DLT, Oğuz Türkçesi özelliği olarak verilen t- >d-‘nin tersine bir gelişme kelime içi konumunda yine aynı Türkçe için verilmiştir. Kaşgarlı’ya göre keltür- kelimesindeki /t/ ünsüzü Oğuzlarda korunurken diğer Türklerce /d/’ye çevrilmektedir (DLT II 195). Dìvan’da “Oğuzca” kaydı olmadan bu yapı şu örneklerde görülmektedir: kandur- ‘su ve başkalarına kandırmak’ DLT II 192-7 (Kaşgarlı: Aslı “kandurdı”dır.) ~ kantur- DLT II 192-6; keldür- ‘getirmek’ DLT II 195-20, KB 4423 ~ keltür- DLT II 195-20, KB 3842; AH Ba478 (krş. ketür- AH 478); oldur- ‘oturmak’ DLT III 235-1, KB 771 ~ oltur- DLT I 224-5; tamdur- ‘yaktırmak’ DLT II 176-10, KB 4412 ~ tamtur- DLT II 176-8; tildür- ‘dildirmek’ DLT II 176-4 ~ tiltür- DLT II 175-12.

 

֍   -G- ~ -v-:  kagut ‘kavut, darıdan yapılan bir yemek’ DLT III 163-2 ~ kavut DLT III 163-2; ögüt ‘ögüt, vaaz’ DLT I 51-12 ~ övüt DLT I 102-11 (Kaşgarlı: Aslı “ögüt”tür.); süglin ‘sülün’ DLT I 444-6 ~ süwlin DLT I 444-7

-G- > Ø  Kelime ortasında /G/ sesi, ek başı durum da dahil olmak üzere genelde korunmuştur. DLT bu ses gelişmesi aşağıda parantez içindeki eklemelerden de anlaşılacağı gibi Oğuz ve Kıpçak dillerine bağlanmıştır. Fakat bu açıklamanın olmadığı birkaç örnekte ve başka eserlerde –G- >  Ø‘ın ilk örneklerine rastlamak mümkün olmaktadır: boşgun- ‘boş kalmak’ DLT II 238-2 > boşun- DLT II 238-6 (Kaşgarlı: Aslı “boşundı”dır. krş. boşut- ‘boş bırakmak’ 1059); çumguk ‘alakarga’ DLT I 33-16, KB 77 > çumuk DLT I 33-16; eşgek ‘eşek’ DLT I 111-1 > eşek DLT II 246-9 (krş. eşyek DLT I 111-2); kerge- ‘yaraşmak’ DLT 362-24 > kerek ‘gerek, yaraşır’ DLT I 126-3, AH 297, KB 185; kirtgün - ‘inanmak’ DLT III 423-21 > kirtin- DLT I 416-19; tamgak ‘boğaz, damak’ DLT I 33-17 > tamak AH 207, DLT I 33-17 (Kaşgarlı: Kelimenin ortasındaki g harfini atmakta Oğuzlarla Kıpçaklar birbirlerine uymuşlardır. ); tançga- ‘bozulmak, çürümek’ DLT III 303-21 (Kaşgarlı: Kelimenin aslı “tançgadı”dır.

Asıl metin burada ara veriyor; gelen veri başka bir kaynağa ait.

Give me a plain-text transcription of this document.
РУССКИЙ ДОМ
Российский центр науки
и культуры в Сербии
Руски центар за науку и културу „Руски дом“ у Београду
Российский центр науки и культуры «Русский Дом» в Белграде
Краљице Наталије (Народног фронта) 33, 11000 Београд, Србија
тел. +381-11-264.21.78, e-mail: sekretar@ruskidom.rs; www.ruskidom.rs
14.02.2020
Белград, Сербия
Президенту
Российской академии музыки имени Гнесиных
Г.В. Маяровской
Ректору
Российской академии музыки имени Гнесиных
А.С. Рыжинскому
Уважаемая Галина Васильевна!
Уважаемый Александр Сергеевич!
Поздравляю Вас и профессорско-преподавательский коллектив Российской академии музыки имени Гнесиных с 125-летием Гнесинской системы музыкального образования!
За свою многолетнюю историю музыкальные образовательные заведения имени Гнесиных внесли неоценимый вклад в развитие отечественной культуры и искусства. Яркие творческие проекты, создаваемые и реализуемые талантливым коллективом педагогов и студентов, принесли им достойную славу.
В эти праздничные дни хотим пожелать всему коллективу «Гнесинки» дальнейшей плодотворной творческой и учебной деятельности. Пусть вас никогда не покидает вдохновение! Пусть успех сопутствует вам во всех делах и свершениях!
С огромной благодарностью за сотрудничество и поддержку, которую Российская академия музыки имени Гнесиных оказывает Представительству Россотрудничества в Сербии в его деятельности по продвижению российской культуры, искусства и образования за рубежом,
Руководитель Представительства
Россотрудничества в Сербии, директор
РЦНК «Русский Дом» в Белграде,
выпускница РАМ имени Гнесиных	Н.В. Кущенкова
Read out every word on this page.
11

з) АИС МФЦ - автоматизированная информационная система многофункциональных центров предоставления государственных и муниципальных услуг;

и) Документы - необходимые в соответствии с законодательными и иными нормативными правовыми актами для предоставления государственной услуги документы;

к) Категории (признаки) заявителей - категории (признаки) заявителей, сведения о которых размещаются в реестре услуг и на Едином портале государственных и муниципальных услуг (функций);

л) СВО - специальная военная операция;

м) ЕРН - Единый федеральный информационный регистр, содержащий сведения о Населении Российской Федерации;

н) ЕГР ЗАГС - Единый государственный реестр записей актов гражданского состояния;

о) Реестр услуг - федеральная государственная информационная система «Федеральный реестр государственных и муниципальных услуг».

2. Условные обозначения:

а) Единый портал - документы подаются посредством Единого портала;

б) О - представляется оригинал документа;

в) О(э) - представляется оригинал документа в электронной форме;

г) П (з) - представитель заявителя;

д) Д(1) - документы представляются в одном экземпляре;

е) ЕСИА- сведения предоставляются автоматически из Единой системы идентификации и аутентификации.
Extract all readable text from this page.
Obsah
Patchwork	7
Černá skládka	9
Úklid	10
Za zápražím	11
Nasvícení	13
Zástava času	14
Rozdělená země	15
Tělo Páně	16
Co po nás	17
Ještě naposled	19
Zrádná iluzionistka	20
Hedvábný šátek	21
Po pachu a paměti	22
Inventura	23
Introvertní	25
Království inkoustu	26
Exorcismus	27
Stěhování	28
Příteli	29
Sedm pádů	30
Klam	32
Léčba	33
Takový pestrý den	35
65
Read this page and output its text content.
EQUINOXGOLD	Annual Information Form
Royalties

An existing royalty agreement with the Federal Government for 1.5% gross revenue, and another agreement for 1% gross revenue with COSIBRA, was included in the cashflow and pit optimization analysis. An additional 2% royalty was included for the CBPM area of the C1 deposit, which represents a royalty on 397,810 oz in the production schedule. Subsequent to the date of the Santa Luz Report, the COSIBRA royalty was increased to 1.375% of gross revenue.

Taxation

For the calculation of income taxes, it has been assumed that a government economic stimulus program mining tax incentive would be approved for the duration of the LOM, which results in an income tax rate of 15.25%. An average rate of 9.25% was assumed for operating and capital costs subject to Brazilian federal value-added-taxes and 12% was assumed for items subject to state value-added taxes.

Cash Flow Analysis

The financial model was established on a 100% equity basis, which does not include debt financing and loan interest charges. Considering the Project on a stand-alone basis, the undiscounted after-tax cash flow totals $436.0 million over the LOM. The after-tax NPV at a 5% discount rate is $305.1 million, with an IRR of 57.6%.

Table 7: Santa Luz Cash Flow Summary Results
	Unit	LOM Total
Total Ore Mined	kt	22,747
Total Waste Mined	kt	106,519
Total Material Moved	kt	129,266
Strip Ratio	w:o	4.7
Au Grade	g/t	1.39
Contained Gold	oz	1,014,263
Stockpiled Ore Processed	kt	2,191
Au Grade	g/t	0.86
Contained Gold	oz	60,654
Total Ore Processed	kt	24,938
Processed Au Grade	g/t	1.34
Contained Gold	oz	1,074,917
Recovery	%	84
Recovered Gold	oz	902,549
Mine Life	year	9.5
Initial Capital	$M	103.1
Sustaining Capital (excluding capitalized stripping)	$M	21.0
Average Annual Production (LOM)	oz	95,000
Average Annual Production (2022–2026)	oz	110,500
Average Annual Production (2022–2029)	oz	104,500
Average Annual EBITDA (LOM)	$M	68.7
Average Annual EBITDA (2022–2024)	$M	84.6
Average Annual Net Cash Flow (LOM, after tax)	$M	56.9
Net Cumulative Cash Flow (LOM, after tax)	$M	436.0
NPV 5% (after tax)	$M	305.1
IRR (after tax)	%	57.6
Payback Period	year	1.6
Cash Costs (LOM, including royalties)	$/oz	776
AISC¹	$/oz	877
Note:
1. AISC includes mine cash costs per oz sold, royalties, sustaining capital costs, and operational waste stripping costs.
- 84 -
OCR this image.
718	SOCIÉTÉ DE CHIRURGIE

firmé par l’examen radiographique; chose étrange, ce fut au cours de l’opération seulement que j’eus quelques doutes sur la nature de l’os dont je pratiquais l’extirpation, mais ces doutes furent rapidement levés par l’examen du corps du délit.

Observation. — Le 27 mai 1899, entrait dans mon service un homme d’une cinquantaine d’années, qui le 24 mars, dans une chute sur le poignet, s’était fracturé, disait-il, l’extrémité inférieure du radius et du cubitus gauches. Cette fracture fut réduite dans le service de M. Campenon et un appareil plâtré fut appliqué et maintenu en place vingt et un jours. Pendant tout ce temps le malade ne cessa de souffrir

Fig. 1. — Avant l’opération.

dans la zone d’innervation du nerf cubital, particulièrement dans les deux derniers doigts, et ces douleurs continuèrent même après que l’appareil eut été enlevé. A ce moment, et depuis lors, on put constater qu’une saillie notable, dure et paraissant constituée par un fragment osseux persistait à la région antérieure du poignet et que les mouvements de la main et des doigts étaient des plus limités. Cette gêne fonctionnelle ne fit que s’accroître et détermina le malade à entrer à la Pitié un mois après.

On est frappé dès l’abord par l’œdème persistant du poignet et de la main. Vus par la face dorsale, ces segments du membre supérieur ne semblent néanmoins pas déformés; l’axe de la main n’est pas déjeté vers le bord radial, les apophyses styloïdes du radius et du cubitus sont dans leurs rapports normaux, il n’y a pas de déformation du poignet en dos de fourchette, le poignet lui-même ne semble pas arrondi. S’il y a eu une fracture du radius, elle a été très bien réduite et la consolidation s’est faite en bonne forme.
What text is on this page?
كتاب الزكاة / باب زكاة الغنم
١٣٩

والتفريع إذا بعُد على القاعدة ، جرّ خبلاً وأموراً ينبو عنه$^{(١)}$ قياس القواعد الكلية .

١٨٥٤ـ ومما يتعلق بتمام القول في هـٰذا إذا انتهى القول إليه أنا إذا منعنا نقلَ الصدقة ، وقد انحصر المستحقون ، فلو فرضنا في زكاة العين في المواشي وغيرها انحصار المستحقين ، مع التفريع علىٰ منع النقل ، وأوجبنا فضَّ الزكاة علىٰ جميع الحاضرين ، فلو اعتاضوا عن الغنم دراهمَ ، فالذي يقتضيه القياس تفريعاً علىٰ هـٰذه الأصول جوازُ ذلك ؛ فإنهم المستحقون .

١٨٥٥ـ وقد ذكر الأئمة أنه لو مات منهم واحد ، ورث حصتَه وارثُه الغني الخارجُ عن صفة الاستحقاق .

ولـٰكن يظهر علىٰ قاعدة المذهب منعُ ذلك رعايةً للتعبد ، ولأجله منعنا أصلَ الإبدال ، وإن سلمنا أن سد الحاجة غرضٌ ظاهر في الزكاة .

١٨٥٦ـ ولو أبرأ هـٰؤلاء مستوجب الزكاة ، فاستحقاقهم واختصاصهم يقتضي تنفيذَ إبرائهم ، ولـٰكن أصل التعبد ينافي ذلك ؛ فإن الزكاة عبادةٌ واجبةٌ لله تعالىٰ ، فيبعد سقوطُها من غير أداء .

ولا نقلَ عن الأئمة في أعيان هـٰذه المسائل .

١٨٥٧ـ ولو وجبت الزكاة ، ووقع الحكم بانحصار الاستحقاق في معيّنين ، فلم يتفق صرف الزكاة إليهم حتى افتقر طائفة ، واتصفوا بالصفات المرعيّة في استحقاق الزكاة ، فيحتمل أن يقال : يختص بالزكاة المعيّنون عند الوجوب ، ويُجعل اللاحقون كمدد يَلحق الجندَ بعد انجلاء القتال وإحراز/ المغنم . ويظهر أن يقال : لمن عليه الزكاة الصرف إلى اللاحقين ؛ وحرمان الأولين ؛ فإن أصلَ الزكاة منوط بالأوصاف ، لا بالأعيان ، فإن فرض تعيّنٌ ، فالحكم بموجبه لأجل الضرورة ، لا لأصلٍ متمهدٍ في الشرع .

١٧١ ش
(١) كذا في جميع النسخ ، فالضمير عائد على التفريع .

Oğuzlarla Kıpçaklar gerek isimlerin gerek fiillerin ortasında bulunan g harfini atarlar.) > tança- DLT III 303-20 (krş. tınçı- DLT III 276-8); bar-agan ‘çok giden’ DLT I 33-20 ~ bar-an DLT I 33-21; ur-agan DLT I 33-22 ~ ur-an DLT I 33-23 (Kaşgarlı: Oğuzlarla Kıpçaklar “baran” ... “uran” derler.)

 

֍  ń > n ~ y Uygur Türkçesi metinlerinden itibaren iki türlü gelişime başlayan bu ses Karahanlı metinlerinde de gelişimini bu yönde sürdürmüştür. DLT’te bu sesle ilgili şu açıklama vardır: “Argular, kelimenin ortasında veya sonunda bulunan y harfini n'ye çevirirler. Türkler 'koyun'a “koy”, Argular “kon” derler. Türkler 'yoksul'a “çıgay”, Argular “çıgan” derler. Türkler “hangi şey?” anlamına olarak “kayu nenğ”, Argular “kanu” derler. Kaşgarlı’nın Argulara bağladığı ń > n gelişimi, özellikle kańu kelimesinde dönemin diğer eserlerinde de görülmektedir. Bunun dışında palatel n sesi y tarafındadır:  ayıg ‘fena, kötü’ DLT I 84-14, KB 5175; çıgay ‘fakir, yoksul’ KB 1923, DLT I 31-13, çıgaylık ‘fakirlik’ AH 187 ~ çıgan DLT I 31-13; kanı ‘hani, nerede’ DLT III 237-4, KB 570, AH 41 (krş. kanu DLT I 31-14) ~ kayu DLT I 31-14, KB 73, AH 235 (krş. kayda KB 154, AH 419); koy ‘koyun’ DLT I 31-12, KB 1412 ~ kon DLT I 31-12, KB 1500.

 

֍   -r- > Ø: berk ‘muhafaza edilmiş, sağlam’ DLT I 349-18 ~ bek DLT I 333-26; berkle-  ~ bekle- DLT III 292-26

[1] Ye. D. Polivanov, “K voprosu o dolgiò glasnıò v obşçe-turetskom prayazıke”, Dokladı AN SSSR 1927, s. 151.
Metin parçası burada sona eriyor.